There is no argument against the thesis that publications such as Toledo Free Press and Web sites such as Ward’s Glass City Jungle can and do provide “real journalism.” There is a legitimate question about the scope and depth of that journalism. Many people in the established traditional media bristle at the notion that small outlets such as Toledo Free Press or bloggers like Ward can compete with them. They scoff at the notion that an understaffed newsroom or a lone at-home blogger can dig as deep and write as professionally as they do. Organizations like Toledo Free Press and Glass City Jungle have to practice selective journalism in terms of the quantity of stories we cover, but there is no sacrifice in quality, although old-school journalists maintain a distinct elitism about these news sources.
That is just one reason why traditional media, specifically daily newspapers, are a dead business model lurching along, animated only by the fading momentum of tradition and the impetus of their own bloated corpses.
Wolfman apparently looks to The Blade as a source of “real journalism,” but anyone who is paying attention knows that newspaper produces occasionally outrageous examples of jaundiced reporting and writing, often committed by journalists with degrees from some of the most prestigious programs in the country.

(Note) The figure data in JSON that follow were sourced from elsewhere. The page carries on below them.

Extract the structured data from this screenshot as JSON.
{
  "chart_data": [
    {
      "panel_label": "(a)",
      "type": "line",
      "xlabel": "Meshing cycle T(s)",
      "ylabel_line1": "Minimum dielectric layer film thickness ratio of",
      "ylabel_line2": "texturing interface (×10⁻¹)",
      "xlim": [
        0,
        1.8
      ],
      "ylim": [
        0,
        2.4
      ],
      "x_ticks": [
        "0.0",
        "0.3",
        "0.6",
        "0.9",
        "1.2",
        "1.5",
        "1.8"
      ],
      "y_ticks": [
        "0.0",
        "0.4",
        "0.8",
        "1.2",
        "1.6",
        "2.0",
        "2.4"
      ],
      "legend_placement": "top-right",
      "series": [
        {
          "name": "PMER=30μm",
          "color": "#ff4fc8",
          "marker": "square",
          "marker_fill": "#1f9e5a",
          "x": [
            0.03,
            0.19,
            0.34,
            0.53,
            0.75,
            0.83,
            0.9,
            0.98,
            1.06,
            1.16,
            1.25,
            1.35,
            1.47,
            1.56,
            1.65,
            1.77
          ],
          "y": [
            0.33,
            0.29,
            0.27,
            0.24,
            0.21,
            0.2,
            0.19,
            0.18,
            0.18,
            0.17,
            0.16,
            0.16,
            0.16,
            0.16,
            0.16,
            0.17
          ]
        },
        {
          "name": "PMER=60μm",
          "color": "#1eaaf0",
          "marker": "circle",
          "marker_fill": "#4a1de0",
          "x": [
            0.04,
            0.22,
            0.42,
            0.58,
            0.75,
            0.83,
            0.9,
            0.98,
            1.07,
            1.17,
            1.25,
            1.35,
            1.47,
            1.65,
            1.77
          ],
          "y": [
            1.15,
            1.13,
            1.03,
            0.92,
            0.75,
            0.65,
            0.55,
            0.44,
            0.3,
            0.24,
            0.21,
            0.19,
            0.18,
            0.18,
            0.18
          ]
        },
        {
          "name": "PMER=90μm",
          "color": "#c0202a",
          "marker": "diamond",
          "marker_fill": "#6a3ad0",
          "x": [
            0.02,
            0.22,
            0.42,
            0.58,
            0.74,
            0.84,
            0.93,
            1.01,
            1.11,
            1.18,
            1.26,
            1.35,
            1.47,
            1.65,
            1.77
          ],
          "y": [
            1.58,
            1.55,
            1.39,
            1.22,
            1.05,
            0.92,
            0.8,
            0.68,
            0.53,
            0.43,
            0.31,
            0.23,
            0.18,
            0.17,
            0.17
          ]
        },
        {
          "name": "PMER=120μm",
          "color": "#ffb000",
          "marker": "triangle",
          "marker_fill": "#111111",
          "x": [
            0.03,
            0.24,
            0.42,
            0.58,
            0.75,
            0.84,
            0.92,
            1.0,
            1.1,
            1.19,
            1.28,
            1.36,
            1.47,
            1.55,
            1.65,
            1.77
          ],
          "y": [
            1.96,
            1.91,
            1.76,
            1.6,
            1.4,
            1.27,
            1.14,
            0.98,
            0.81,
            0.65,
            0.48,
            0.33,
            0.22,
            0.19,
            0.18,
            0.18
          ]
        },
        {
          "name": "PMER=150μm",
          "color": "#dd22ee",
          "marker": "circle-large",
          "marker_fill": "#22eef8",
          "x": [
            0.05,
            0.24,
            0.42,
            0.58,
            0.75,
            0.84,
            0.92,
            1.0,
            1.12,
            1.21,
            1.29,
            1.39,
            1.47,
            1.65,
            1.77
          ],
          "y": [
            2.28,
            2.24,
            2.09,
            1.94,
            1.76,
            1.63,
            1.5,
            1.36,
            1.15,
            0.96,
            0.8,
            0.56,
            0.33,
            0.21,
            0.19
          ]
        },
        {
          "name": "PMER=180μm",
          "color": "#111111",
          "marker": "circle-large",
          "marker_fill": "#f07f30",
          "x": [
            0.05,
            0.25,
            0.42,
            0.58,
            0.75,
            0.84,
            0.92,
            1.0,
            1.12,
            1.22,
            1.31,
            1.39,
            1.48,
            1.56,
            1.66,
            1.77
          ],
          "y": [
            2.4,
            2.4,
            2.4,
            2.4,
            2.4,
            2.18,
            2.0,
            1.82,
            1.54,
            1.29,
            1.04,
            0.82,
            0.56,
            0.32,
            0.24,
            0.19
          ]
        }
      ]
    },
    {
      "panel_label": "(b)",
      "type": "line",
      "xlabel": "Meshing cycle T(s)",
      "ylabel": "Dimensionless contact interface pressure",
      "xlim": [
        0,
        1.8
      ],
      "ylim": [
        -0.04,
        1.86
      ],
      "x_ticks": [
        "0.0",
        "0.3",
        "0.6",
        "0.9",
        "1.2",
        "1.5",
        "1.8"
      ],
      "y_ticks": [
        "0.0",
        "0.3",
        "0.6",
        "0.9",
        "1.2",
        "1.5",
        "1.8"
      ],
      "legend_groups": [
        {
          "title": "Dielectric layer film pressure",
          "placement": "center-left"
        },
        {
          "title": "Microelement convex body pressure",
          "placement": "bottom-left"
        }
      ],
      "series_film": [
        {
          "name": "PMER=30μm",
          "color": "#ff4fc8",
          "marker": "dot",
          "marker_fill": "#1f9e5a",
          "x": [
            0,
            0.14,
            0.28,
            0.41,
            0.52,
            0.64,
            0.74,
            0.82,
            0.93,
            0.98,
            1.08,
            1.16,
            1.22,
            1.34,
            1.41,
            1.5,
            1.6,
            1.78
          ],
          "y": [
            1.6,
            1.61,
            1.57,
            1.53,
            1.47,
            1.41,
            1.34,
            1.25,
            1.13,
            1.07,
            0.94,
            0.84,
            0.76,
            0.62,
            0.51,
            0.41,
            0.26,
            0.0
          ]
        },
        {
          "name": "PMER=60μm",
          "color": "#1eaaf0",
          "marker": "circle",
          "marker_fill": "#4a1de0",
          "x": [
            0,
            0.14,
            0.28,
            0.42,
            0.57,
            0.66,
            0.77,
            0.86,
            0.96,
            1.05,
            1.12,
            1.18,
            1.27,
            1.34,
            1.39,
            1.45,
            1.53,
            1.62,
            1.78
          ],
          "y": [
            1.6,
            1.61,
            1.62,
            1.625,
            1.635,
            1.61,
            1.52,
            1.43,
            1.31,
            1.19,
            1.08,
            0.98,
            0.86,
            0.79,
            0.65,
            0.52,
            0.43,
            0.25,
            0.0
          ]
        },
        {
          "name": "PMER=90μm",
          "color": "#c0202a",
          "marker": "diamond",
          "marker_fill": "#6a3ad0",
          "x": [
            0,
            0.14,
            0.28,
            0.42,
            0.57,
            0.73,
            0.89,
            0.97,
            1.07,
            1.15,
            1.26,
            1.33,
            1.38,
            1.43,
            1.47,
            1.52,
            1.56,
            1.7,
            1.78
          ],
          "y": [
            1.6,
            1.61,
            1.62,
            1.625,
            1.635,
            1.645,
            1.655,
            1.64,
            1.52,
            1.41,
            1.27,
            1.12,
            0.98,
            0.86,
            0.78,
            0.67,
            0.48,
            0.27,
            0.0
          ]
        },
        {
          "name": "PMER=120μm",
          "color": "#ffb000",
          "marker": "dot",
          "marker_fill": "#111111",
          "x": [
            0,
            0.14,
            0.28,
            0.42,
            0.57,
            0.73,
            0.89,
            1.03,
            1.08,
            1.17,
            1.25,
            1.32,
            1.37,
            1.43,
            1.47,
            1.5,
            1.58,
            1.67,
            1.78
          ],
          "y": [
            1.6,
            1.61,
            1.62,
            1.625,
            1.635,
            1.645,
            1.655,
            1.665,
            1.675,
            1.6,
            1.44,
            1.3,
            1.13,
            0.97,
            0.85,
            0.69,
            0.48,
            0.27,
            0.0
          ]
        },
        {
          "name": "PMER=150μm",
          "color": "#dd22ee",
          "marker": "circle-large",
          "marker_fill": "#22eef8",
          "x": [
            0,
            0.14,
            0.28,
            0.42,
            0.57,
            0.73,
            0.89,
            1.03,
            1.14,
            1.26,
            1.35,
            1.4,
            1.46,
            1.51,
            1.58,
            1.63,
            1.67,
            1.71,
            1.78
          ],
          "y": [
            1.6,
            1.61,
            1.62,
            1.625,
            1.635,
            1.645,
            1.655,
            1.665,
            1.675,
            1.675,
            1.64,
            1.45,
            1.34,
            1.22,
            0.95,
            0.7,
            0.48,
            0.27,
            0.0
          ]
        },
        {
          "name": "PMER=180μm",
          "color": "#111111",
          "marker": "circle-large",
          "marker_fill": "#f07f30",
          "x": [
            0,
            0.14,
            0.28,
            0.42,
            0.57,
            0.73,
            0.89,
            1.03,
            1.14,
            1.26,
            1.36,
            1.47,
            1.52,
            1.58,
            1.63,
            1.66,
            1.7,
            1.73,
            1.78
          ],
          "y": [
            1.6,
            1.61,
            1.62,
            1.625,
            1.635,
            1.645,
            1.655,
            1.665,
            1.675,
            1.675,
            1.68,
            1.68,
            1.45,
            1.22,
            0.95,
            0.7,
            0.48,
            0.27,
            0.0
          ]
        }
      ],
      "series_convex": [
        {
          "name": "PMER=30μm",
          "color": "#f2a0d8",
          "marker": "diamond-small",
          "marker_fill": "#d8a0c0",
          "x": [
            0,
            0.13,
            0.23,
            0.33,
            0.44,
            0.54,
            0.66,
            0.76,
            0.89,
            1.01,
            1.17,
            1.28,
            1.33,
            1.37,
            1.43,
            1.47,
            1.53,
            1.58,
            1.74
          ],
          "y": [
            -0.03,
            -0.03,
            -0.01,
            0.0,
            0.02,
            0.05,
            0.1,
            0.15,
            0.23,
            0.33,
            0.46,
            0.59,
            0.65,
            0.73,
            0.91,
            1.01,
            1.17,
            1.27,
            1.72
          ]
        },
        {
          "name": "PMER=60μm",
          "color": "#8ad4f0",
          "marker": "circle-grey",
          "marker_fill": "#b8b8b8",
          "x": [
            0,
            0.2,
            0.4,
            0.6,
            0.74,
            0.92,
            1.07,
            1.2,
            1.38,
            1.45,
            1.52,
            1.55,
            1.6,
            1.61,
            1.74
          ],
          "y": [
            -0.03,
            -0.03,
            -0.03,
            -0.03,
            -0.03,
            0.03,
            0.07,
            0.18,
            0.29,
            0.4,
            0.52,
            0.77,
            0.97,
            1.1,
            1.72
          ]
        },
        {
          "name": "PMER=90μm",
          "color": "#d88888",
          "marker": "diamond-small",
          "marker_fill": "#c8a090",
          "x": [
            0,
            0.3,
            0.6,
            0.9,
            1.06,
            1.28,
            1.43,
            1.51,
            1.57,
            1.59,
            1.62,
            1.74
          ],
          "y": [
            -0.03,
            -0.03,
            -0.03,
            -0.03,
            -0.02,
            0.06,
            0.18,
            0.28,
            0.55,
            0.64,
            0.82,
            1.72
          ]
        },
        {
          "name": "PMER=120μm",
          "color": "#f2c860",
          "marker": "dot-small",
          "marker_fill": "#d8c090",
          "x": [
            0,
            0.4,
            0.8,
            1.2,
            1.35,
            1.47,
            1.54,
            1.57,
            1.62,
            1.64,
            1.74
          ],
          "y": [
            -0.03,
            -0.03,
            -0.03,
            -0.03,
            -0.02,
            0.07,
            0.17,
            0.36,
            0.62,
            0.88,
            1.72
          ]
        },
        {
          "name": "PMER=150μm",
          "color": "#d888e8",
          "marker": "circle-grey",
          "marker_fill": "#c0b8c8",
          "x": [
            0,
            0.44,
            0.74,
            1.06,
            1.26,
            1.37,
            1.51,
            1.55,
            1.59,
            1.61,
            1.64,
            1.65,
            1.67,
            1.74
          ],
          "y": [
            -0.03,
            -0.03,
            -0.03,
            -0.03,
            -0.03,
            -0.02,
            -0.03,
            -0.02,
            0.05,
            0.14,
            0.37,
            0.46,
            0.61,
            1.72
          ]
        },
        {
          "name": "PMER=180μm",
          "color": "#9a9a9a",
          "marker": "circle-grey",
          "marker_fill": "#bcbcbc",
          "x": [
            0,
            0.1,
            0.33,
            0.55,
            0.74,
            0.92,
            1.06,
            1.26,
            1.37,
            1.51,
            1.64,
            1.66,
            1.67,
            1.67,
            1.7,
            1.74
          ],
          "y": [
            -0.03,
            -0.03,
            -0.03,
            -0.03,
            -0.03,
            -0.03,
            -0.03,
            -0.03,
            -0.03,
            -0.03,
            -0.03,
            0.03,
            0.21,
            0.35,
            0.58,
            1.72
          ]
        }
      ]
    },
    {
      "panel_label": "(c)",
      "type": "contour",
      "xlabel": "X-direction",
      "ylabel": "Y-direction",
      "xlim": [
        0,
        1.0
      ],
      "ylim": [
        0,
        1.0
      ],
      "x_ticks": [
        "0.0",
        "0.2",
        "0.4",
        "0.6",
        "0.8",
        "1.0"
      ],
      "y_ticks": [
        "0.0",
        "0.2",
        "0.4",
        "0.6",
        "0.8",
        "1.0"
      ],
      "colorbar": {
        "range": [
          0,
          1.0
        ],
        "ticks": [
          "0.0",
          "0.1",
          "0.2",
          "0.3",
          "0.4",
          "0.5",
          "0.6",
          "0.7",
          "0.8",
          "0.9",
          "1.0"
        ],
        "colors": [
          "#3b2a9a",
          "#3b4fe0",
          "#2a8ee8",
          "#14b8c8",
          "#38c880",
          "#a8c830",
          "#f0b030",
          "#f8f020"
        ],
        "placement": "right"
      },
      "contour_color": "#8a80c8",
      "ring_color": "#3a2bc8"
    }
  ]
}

Is one shady monolith of “real journalism” preferable to a series of smaller, more accountable news sources that report fewer stories but cover them with more neutrality and collectively cover the same ground as the monolith?
The Internet has democratized journalism, to the benefit of readers and the detriment of many who earned journalism degrees and make their living. That’s a harsh reality to deal with, but the marketplace will determine future sources of news, not the old-school boys desperately clinging to an era of monopoly from 25 years ago, and definitely not the government and taxpayer dollars.